20 Secondly, however, Mr Lynch strongly opposed the present application on the basis that unless the Court is persuaded that ". . . it [is or] may be appropriate that the provision of legal services by the [defendant's] practice be wound up and terminated . . .", the application "must be refused". This submission proceeded upon the basis that that result necessarily flowed from s 616(2)(c)(ii). I disagree. The Council need only have formed the opinion that the appointment was "necessary to protect the interests of clients in relation to trust money or trust property": s 616(2) (c)(i). The terms of the Council's resolution reflects this. Sub-cll (i) and (ii) are clearly alternatives.

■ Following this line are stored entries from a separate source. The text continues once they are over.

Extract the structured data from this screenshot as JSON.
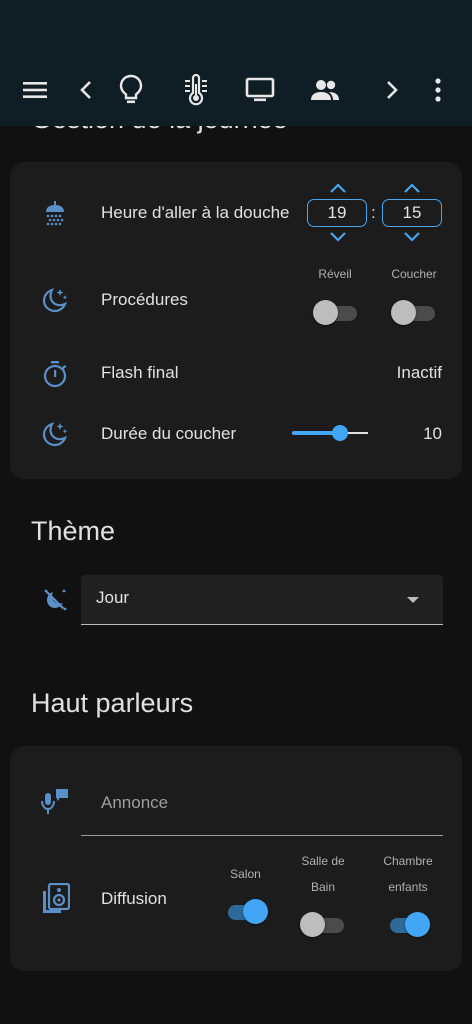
{
  "topbar": {
    "icons": [
      "menu-icon",
      "chevron-left-icon",
      "lightbulb-icon",
      "thermometer-icon",
      "monitor-icon",
      "people-icon",
      "chevron-right-icon",
      "more-vert-icon"
    ]
  },
  "sections": {
    "day": {
      "title_partial": "Gestion de la journée",
      "shower": {
        "icon": "shower-icon",
        "label": "Heure d'aller à la douche",
        "hour": "19",
        "minute": "15",
        "separator": ":"
      },
      "procedures": {
        "icon": "moon-stars-icon",
        "label": "Procédures",
        "switches": [
          {
            "label": "Réveil",
            "on": false
          },
          {
            "label": "Coucher",
            "on": false
          }
        ]
      },
      "flash": {
        "icon": "timer-icon",
        "label": "Flash final",
        "value": "Inactif"
      },
      "bedtime_duration": {
        "icon": "moon-stars-icon",
        "label": "Durée du coucher",
        "value": "10",
        "slider_fraction": 0.63
      }
    },
    "theme": {
      "title": "Thème",
      "icon": "theme-sun-moon-icon",
      "selected": "Jour"
    },
    "speakers": {
      "title": "Haut parleurs",
      "announce": {
        "icon": "microphone-message-icon",
        "placeholder": "Annonce"
      },
      "diffusion": {
        "icon": "speaker-icon",
        "label": "Diffusion",
        "switches": [
          {
            "label": "Salon",
            "on": true
          },
          {
            "label": "Salle de Bain",
            "on": false
          },
          {
            "label": "Chambre enfants",
            "on": true
          }
        ]
      }
    }
  },
  "colors": {
    "accent": "#42a5f5",
    "icon": "#5b8fc7",
    "card": "#1c1c1c",
    "background": "#111111",
    "topbar": "#0f1d24"
  }
}
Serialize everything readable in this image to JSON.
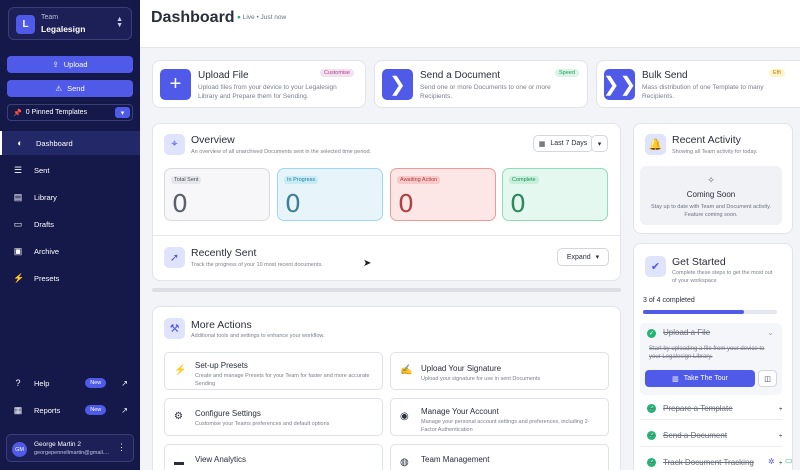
{
  "sidebar": {
    "team_label": "Team",
    "team_name": "Legalesign",
    "team_initial": "L",
    "upload_label": "Upload",
    "send_label": "Send",
    "pinned_label": "0 Pinned Templates",
    "nav": [
      {
        "label": "Dashboard",
        "icon": "dashboard-icon"
      },
      {
        "label": "Sent",
        "icon": "inbox-icon"
      },
      {
        "label": "Library",
        "icon": "library-icon"
      },
      {
        "label": "Drafts",
        "icon": "drafts-icon"
      },
      {
        "label": "Archive",
        "icon": "archive-icon"
      },
      {
        "label": "Presets",
        "icon": "lightning-icon"
      }
    ],
    "help_label": "Help",
    "reports_label": "Reports",
    "new_badge": "New",
    "user_initials": "GM",
    "user_name": "George Martin 2",
    "user_email": "georgepennellmartin@gmail...."
  },
  "header": {
    "title": "Dashboard",
    "live": "Live • Just now"
  },
  "tiles": [
    {
      "title": "Upload File",
      "desc": "Upload files from your device to your Legalesign Library and Prepare them for Sending.",
      "tag": "Customise"
    },
    {
      "title": "Send a Document",
      "desc": "Send one or more Documents to one or more Recipients.",
      "tag": "Speed"
    },
    {
      "title": "Bulk Send",
      "desc": "Mass distribution of one Template to many Recipients.",
      "tag": "Effi"
    }
  ],
  "overview": {
    "title": "Overview",
    "subtitle": "An overview of all unarchived Documents sent in the selected time period.",
    "period": "Last 7 Days",
    "stats": [
      {
        "label": "Total Sent",
        "value": "0"
      },
      {
        "label": "In Progress",
        "value": "0"
      },
      {
        "label": "Awaiting Action",
        "value": "0"
      },
      {
        "label": "Complete",
        "value": "0"
      }
    ]
  },
  "recent_sent": {
    "title": "Recently Sent",
    "subtitle": "Track the progress of your 10 most recent documents.",
    "expand": "Expand"
  },
  "more_actions": {
    "title": "More Actions",
    "subtitle": "Additional tools and settings to enhance your workflow.",
    "items": [
      {
        "title": "Set-up Presets",
        "desc": "Create and manage Presets for your Team for faster and more accurate Sending"
      },
      {
        "title": "Upload Your Signature",
        "desc": "Upload your signature for use in sent Documents"
      },
      {
        "title": "Configure Settings",
        "desc": "Customise your Teams preferences and default options"
      },
      {
        "title": "Manage Your Account",
        "desc": "Manage your personal account settings and preferences, including 2-Factor Authentication"
      },
      {
        "title": "View Analytics",
        "desc": ""
      },
      {
        "title": "Team Management",
        "desc": ""
      }
    ]
  },
  "activity": {
    "title": "Recent Activity",
    "subtitle": "Showing all Team activity for today.",
    "coming_title": "Coming Soon",
    "coming_desc": "Stay up to date with Team and Document activity. Feature coming soon."
  },
  "get_started": {
    "title": "Get Started",
    "subtitle": "Complete these steps to get the most out of your workspace",
    "progress_text": "3 of 4 completed",
    "progress": 0.75,
    "step1": "Upload a File",
    "step1_desc": "Start by uploading a file from your device to your Legalesign Library.",
    "tour": "Take The Tour",
    "steps": [
      "Prepare a Template",
      "Send a Document",
      "Track Document Tracking"
    ]
  },
  "colors": {
    "accent": "#4f5ae8",
    "sidebar": "#15194a",
    "success": "#22b573"
  }
}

21 Thirdly, however, Mr Lynch argued that I should refuse to make the orders sought as a matter of discretion. Principal among his submissions in this regard was that the response of the Council was an over-reaction and therefore excessive. He submitted that the evidence does not establish that there has been a true deficiency in the defendant's trust account and, although he did not himself use the term, that the defendant's admitted breaches were no more than "technical". This submission was based upon the proposition that the evidence established that any breaches committed by the defendant were temporary and were ultimately corrected. According to this submission, none of the defendant's clients was left out of pocket or without finally receiving a proper statement of account. Even though the circumstances may have warranted external intervention within the terms of s 615(d), when one has regard to the interests of the clients of the practice and to other appropriate matters, the plaintiff could and should have determined only to take action pursuant to s 616(2)(a) or (b), but not (c).